Rod Bates hopes that education, government, and the private sector will share a common vision and venture in the National Center for Information Technology in Education (NCITE) — a string of national laboratories like Los Alamos and the Fermi National Accelerator built not to develop new defense applications or test the bounds of science, but to explore new opportunities for education through technology. In the early planning stages now, this lab project would develop cutting-edge curricula based on new media, would award fellowships to educators with revolutionary ideas, would conduct beta tests with schoolchildren, and would train teachers to utilize technology in the classroom.
Bates says it would also work with major consumer and technology companies that are looking to enter the education business. Companies could test new educational products at NCITE, which would, in turn, endorse the tools and the toys that meet its high scholastic standards.
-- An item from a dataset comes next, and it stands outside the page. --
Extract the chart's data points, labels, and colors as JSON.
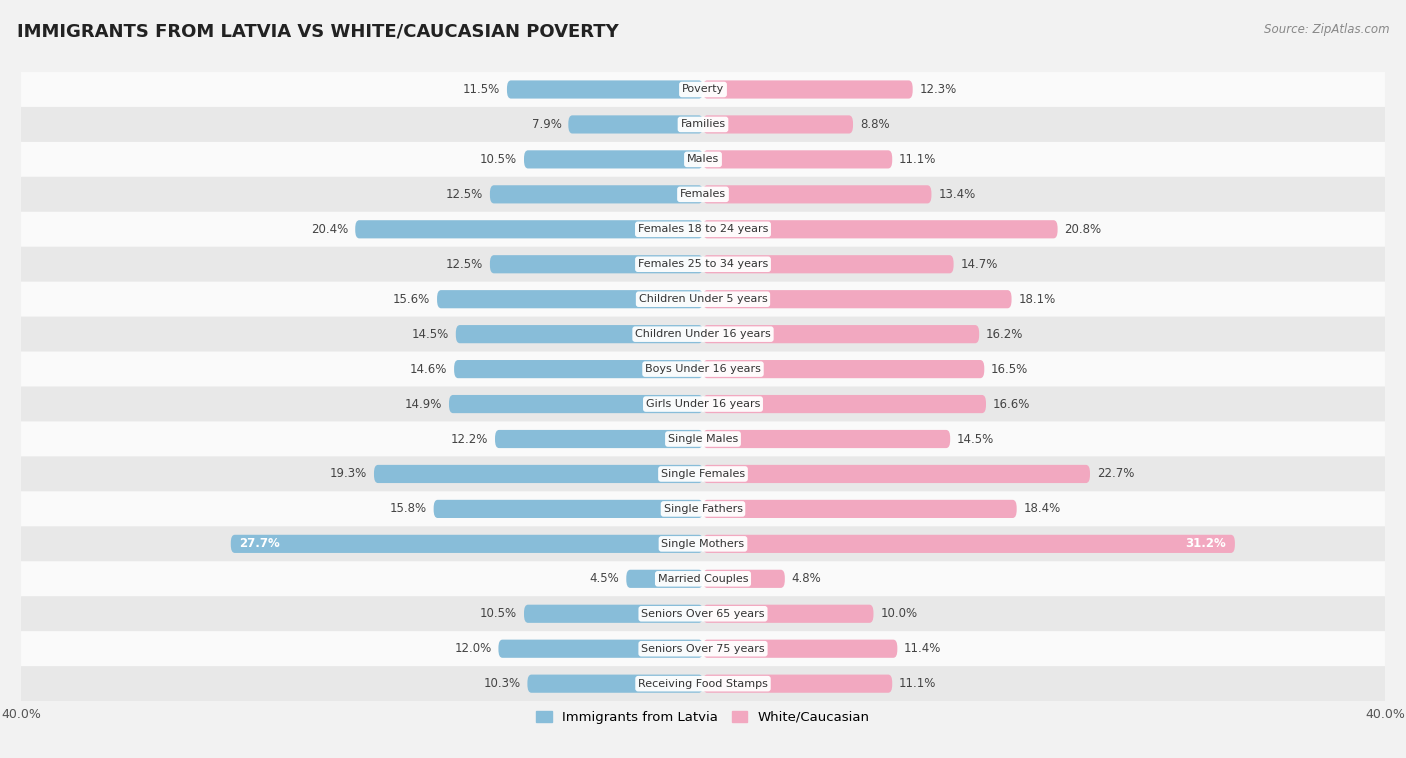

“Nebraska Educational Telecommunications (NET) has built up a lot of trust among local educators because we’ve concentrated on and excelled at educational programming since 1954,” Bates says. “We can put our Good Housekeeping Seal of Approval on a product that Disney tests in our laboratory and that passes our standards. Disney gets the trust it needs to break into the market, and the lab benefits from corporate involvement.”
Currently, Senator Bob Kerry of Nebraska is championing NCITE in Congress; he hopes to attract $3 – $4 million in federal funding to seed the idea. Meanwhile, the University of Nebraska has stepped forward to participate in the national laboratory. Recently, the dean of the teachers college, James O’Hanlon, signed a memorandum of understanding, stating that the university will develop a master’s program for teachers interested in developing lesson plans around new technologies. The university also plans to house the first NCITE site on its Lincoln, Nebraska campus.
Digital Archives Center
PBS stations across the country own reams and reels of educational content dating back more than 50 years and ranging from episodes of 3-2-1 Contact to specials on Native American artwork and Egyptian tombs. Currently, those archives are disconnected and disorganized. They reside on video tape and old film reels in various locations, and they are not readily available to consumers and educators.
Bates believes this chaos represents a bountiful business opportunity for PBS. He plans to transfer all of NET’s archives to a digital format, and then catalog that programming within a Web-based database that will allow teachers to access PBS shows anywhere, anytime.
“Say you are a teacher in small-town Nebraska, and tomorrow you want to teach your students about the science of volcanoes,” Bates says. “You could simply access this PBS database online, type in a keyword, pull down the archived program you want, and stream the video right to your classroom desktop.”
This system cannot function until bandwidth expands inside schools, but right now Bates is more concerned with funding than he is with technology.
Bates says he hopes to offer the service to educators for free, but he insists that PBS can generate revenue by forging partnerships with for-profit partners. He says those partners — companies like Amazon.com and Time Warner — will sell related products and services on top of the free educational content. PBS will collect a percentage of the profits generated by those sales. PBS will also likely charge a subscription fee to users outside the education system.
“This is just another way that PBS can partner with the private sector in a way that will help subsidize our educational mission,” Bates says. “It’s good for everyone.”
Imagine a high school with 15,000 students from 50 states and 135 countries. That is the target audience Bates hopes to serve next. And he just might do it.
In 1929, the University of Nebraska founded Independence Study High School, which offered correspondence courses to atypical students — actors, Olympic athletes, soldiers, and other young people who could not attend typical high-school classes. Today, Independence Study has become class.com, a fully accredited online institution that offers more than 50 high-school courses on the Web. Class.com has been working with the U.S. Department of Education to design these accredited classes, which may significantly reduce the cost of a public education in America, Bates says.
“The kids are ready, but the content is not,” Bates says. “We’re installing T-1 lines and investing in computer hardware, but politicians haven’t thought a lot about the content that will be delivered through this new technology. We have.”
Bates has hired 40 full-time and 40 part-time software engineers and graphic designers to work on these entrepreneurial ventures. The University of Nebraska has hired Bates’s team at NET to design multimedia courses based on PBS content. The subcontracted NET team is working to help the university make approximately 1,000 courses available online at class.com.
“My group survives or dies on its own merit,” Bates says. “If we don’t have a contract, we don’t have money to pay the team. This venture is run very much like a private business. And it’s working.”
The class.com contract represents a new direction for NET, which is beginning to develop media differently than it has in the past. “Rather than thinking of a project as a radio or television production, we’re concentrating on creating quality content — regardless of the media,” Bates says. “We are tearing apart an old mass-production model to lower costs and strengthen learning. We are not only redesigning PBS; we are redesigning the American education system.”